Alright, I confess it, I’m slowing down. It’s not really to do with getting older though, it’s more a confirmation of a way of looking at life that I’ve held for years but is now getting stronger. Taking things slowly. I used to thrash up and down the pool when I went for a swim but this morning, one of those rare occasions when Highbury Pool was empty, I took the opportunity to swim really slowly, knowing that no one was behind me or ahead of me. Like this, you can enjoy using swimming as a way to stretch and take pleasure in the water rather than as some high-pressured aeobic exercise – ‘doing the lengths’. These days I advise those of my clients who are stiff to enjoy going slowly in the pool and feel each stroke as a stretch. It can become quite meditative.

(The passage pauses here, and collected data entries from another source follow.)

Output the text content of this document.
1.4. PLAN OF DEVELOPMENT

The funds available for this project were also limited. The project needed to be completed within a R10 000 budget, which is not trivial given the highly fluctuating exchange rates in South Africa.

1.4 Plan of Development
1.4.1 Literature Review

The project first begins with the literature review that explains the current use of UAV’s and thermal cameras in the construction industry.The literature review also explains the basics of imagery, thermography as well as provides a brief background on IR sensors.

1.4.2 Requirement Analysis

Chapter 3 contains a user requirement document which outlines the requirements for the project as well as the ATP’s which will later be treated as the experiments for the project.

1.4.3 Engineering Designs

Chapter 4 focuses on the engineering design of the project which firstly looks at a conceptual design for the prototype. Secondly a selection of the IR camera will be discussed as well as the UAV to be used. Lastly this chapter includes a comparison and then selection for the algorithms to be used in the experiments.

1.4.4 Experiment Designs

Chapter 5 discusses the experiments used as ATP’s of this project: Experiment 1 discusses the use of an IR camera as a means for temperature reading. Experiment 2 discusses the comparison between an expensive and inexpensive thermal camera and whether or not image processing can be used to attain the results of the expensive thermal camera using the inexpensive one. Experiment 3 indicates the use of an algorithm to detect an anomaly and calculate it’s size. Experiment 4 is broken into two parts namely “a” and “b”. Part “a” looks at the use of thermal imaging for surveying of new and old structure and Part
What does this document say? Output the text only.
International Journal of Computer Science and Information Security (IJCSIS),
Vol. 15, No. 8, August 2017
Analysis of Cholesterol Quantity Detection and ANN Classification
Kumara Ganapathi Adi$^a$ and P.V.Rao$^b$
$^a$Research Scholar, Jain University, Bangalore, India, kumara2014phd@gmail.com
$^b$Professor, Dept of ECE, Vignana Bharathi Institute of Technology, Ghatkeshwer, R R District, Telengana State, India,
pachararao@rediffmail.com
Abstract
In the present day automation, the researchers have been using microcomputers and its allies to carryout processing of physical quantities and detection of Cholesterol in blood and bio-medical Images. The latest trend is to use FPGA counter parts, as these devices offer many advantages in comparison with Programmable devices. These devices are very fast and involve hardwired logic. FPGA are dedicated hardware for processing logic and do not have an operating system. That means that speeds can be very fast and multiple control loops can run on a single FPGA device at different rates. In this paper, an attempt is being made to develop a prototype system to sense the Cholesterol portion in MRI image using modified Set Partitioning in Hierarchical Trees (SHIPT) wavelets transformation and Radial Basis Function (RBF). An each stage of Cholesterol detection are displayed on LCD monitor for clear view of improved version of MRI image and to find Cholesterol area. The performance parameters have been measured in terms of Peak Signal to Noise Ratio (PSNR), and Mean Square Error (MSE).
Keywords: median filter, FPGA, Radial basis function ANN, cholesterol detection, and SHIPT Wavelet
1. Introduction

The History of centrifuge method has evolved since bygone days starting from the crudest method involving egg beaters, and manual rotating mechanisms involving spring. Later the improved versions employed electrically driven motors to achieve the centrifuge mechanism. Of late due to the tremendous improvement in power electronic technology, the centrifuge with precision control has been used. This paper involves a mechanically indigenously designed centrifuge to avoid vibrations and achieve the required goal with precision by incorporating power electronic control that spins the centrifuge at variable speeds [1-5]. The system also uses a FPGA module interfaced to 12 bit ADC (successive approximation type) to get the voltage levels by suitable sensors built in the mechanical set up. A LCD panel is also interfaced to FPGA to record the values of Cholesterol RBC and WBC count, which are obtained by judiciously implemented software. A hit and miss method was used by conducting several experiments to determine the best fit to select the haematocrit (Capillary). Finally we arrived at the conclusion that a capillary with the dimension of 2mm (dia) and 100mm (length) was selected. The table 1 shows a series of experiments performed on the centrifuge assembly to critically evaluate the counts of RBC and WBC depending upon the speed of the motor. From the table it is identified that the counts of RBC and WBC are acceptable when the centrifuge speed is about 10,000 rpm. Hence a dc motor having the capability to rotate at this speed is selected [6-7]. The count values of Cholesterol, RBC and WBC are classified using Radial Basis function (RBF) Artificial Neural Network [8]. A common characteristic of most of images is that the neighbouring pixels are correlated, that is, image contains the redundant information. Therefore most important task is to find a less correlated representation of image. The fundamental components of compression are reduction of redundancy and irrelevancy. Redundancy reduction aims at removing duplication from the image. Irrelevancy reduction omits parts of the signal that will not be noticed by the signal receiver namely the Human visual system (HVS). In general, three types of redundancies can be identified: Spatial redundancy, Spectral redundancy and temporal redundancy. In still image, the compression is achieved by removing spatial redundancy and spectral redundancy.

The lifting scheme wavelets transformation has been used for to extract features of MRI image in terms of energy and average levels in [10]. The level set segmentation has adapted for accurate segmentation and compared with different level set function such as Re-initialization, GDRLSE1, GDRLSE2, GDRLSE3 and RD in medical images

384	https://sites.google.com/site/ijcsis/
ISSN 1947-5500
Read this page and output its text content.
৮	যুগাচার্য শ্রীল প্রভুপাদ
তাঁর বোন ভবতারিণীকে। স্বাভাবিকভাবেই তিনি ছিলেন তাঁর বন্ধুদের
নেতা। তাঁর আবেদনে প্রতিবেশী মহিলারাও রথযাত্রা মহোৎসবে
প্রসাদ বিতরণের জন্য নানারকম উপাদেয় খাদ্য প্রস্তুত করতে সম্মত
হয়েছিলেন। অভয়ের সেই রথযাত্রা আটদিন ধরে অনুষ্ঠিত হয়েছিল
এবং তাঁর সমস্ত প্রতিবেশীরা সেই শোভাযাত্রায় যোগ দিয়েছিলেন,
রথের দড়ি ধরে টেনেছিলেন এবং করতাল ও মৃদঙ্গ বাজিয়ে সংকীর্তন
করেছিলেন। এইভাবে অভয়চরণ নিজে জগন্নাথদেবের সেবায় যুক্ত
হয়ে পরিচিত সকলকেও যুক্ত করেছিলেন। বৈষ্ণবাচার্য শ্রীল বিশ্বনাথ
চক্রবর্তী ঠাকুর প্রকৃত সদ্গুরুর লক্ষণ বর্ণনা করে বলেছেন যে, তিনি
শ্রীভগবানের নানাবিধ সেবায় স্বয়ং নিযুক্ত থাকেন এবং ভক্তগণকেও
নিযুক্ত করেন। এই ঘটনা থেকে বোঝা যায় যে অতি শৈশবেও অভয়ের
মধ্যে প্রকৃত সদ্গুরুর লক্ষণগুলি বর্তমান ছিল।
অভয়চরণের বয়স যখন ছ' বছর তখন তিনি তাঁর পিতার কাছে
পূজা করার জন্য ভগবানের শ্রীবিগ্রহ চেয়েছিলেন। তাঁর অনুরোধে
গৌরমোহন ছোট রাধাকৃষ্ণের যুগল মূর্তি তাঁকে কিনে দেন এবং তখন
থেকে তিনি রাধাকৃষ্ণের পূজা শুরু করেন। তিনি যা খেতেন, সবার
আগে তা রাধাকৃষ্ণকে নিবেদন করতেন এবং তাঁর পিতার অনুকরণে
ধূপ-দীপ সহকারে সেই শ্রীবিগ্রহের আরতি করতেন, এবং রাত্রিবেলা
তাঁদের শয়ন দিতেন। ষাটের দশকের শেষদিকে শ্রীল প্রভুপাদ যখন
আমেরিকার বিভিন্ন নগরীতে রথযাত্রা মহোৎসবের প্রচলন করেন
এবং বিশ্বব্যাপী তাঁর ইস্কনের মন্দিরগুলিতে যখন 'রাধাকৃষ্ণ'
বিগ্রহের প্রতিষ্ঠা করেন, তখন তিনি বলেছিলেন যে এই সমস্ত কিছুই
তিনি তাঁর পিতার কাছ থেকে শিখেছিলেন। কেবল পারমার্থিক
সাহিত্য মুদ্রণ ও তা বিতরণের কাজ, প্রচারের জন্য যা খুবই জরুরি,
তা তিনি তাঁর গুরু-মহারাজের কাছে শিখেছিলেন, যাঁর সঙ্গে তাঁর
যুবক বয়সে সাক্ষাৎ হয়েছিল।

I’ve also got slower in the way I massage and enjoy it even more – it’s a particularly effective way of working when clients book in for a longer 80-minute session. The other day I was pretty tired having spent all day massaging and then the last client who came in wanted 80 minutes. I wasn’t sure I was going to make it. But actually I found a revitalising rhythm that used a lot of breathing techniques and found myself giving what I thought was one of the best massages I’ve ever given – the guy I was working on was more than happy too! I took it so slowly I did wonder if he was going to ask me if I was ok but really I could tell from his breathing that he was completely with me and enjoying every second.
I don’t always have the courage to go slowly – sometimes feeling the compulsion to ‘get on with it’ – but if I’m ever in doubt as to whether I’m giving a good massage, I slow down. The effect is powerful and immediate.
As Leonard Cohen sang in his song Slow from the wonderful album Popular Problems: ‘Slow is in my blood’.